In Fig. 5, the life cycle stages for European chitosan are disaggregated into individual activities. It can be seen that energy use plays a key role; the use of coal as fuel during chitin production as well as the overall electricity use dominate climate change, acidification and ecotoxicity impacts. Both HCl and NaOH play a less important role in this supply chain compared to the Indian one when looking at the graph; however, the impact of HCl production is higher, since the NaOH disposal process is mainly influenced by the amount of HCl required to neutralise the waste NaOH solution.
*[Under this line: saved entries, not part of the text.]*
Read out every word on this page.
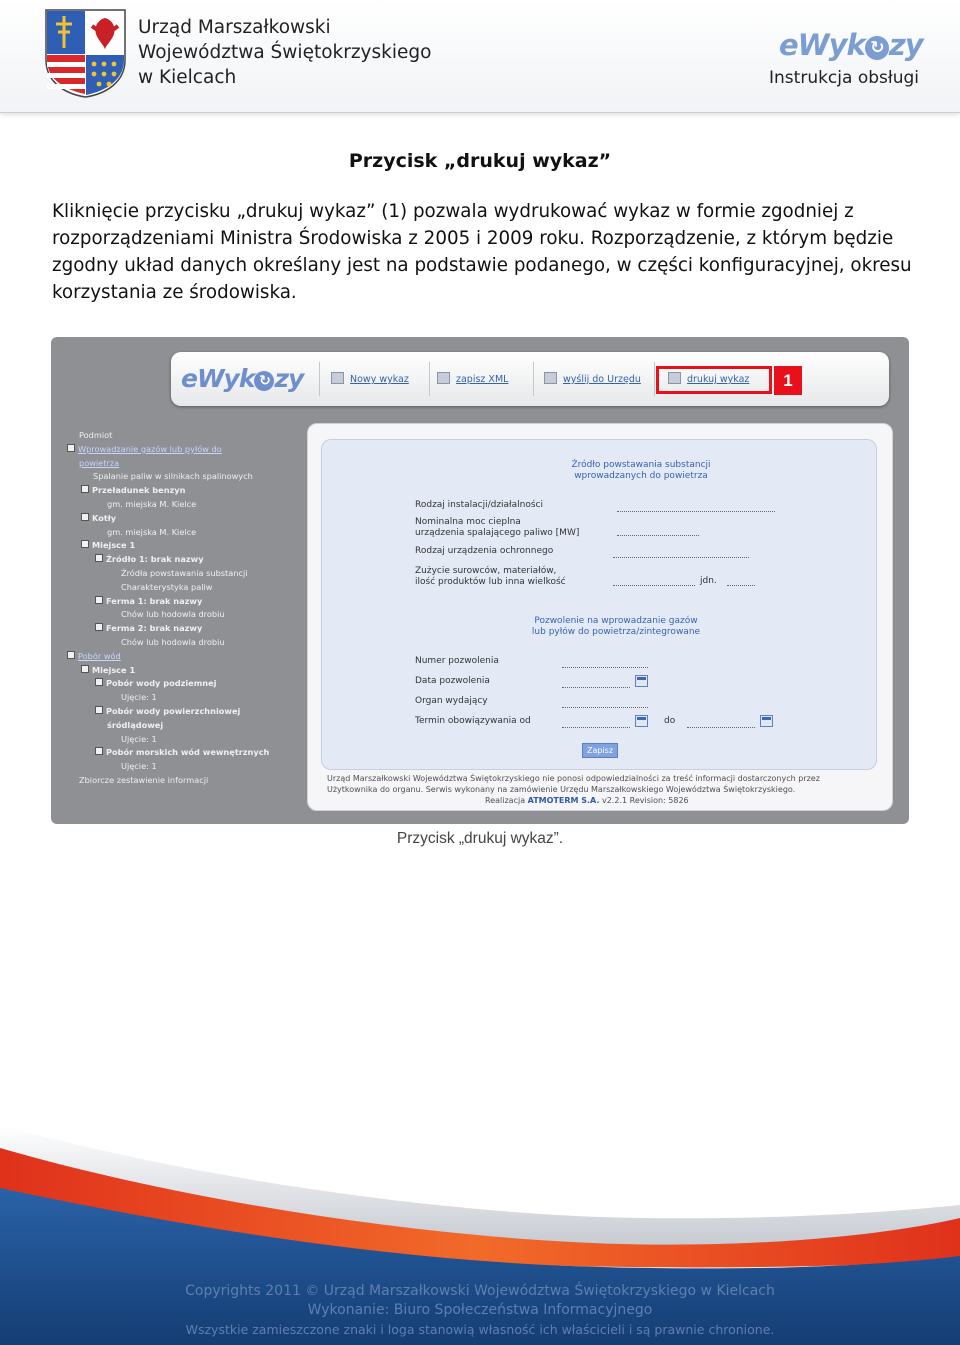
Urząd Marszałkowski
Województwa Świętokrzyskiego
w Kielcach
eWyk ↻ zy
Instrukcja obsługi
Przycisk „drukuj wykaz”

Kliknięcie przycisku „drukuj wykaz” (1) pozwala wydrukować wykaz w formie zgodniej z rozporządzeniami Ministra Środowiska z 2005 i 2009 roku. Rozporządzenie, z którym będzie zgodny układ danych określany jest na podstawie podanego, w części konfiguracyjnej, okresu korzystania ze środowiska.

eWyk ↻ zy	Nowy wykaz	zapisz XML	wyślij do Urzędu	drukuj wykaz	1
Podmiot
Wprowadzanie gazów lub pyłów do
powietrza
Spalanie paliw w silnikach spalinowych
Przeładunek benzyn
gm. miejska M. Kielce
Kotły
gm. miejska M. Kielce
Miejsce 1
Źródło 1: brak nazwy
Źródła powstawania substancji
Charakterystyka paliw
Ferma 1: brak nazwy
Chów lub hodowla drobiu
Ferma 2: brak nazwy
Chów lub hodowla drobiu
Pobór wód
Miejsce 1
Pobór wody podziemnej
Ujęcie: 1
Pobór wody powierzchniowej
śródlądowej
Ujęcie: 1
Pobór morskich wód wewnętrznych
Ujęcie: 1
Zbiorcze zestawienie informacji
Źródło powstawania substancji
wprowadzanych do powietrza
Rodzaj instalacji/działalności
Nominalna moc cieplna
urządzenia spalającego paliwo [MW]
Rodzaj urządzenia ochronnego
Zużycie surowców, materiałów,
ilość produktów lub inna wielkość	jdn.
Pozwolenie na wprowadzanie gazów
lub pyłów do powietrza/zintegrowane
Numer pozwolenia
Data pozwolenia
Organ wydający
Termin obowiązywania od	do
Zapisz
Urząd Marszałkowski Województwa Świętokrzyskiego nie ponosi odpowiedzialności za treść informacji dostarczonych przez
Użytkownika do organu. Serwis wykonany na zamówienie Urzędu Marszałkowskiego Województwa Świętokrzyskiego.
Realizacja ATMOTERM S.A. v2.2.1 Revision: 5826
Przycisk „drukuj wykaz”.
Copyrights 2011 © Urząd Marszałkowski Województwa Świętokrzyskiego w Kielcach
Wykonanie: Biuro Społeczeństwa Informacyjnego
Wszystkie zamieszczone znaki i loga stanowią własność ich właścicieli i są prawnie chronione.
Finally, the use of protein waste from chitin production as animal feed results in a substantial contribution to all indicators except ecotoxicity. This is due to the fact that the substitution of soybean meal by this chitin waste results in additional production of palm oil and barley.

Figure 7 shows a comparison of the two supply chains in relative terms. The goal of this comparison is just to understand differences between the two product systems, rather than to determine which product is more sustainable. The Indian chitosan supply chain appears to have a lower impact in climate change, freshwater ecotoxicity and water use, whereas the European supply chain has a lower impact in acidification. The difference in land use is less marked. In the supplementary material, it can be seen that in general terms, the Indian supply chain leads to lower impact scores in most indicators. A key driver for the higher impact of the European chitosan supply chain is its higher energy intensity. When calculated as its cumulative energy demand (not shown in the results), the European supply chain requires four times as much primary energy (both renewable and fossil) as the Indian one.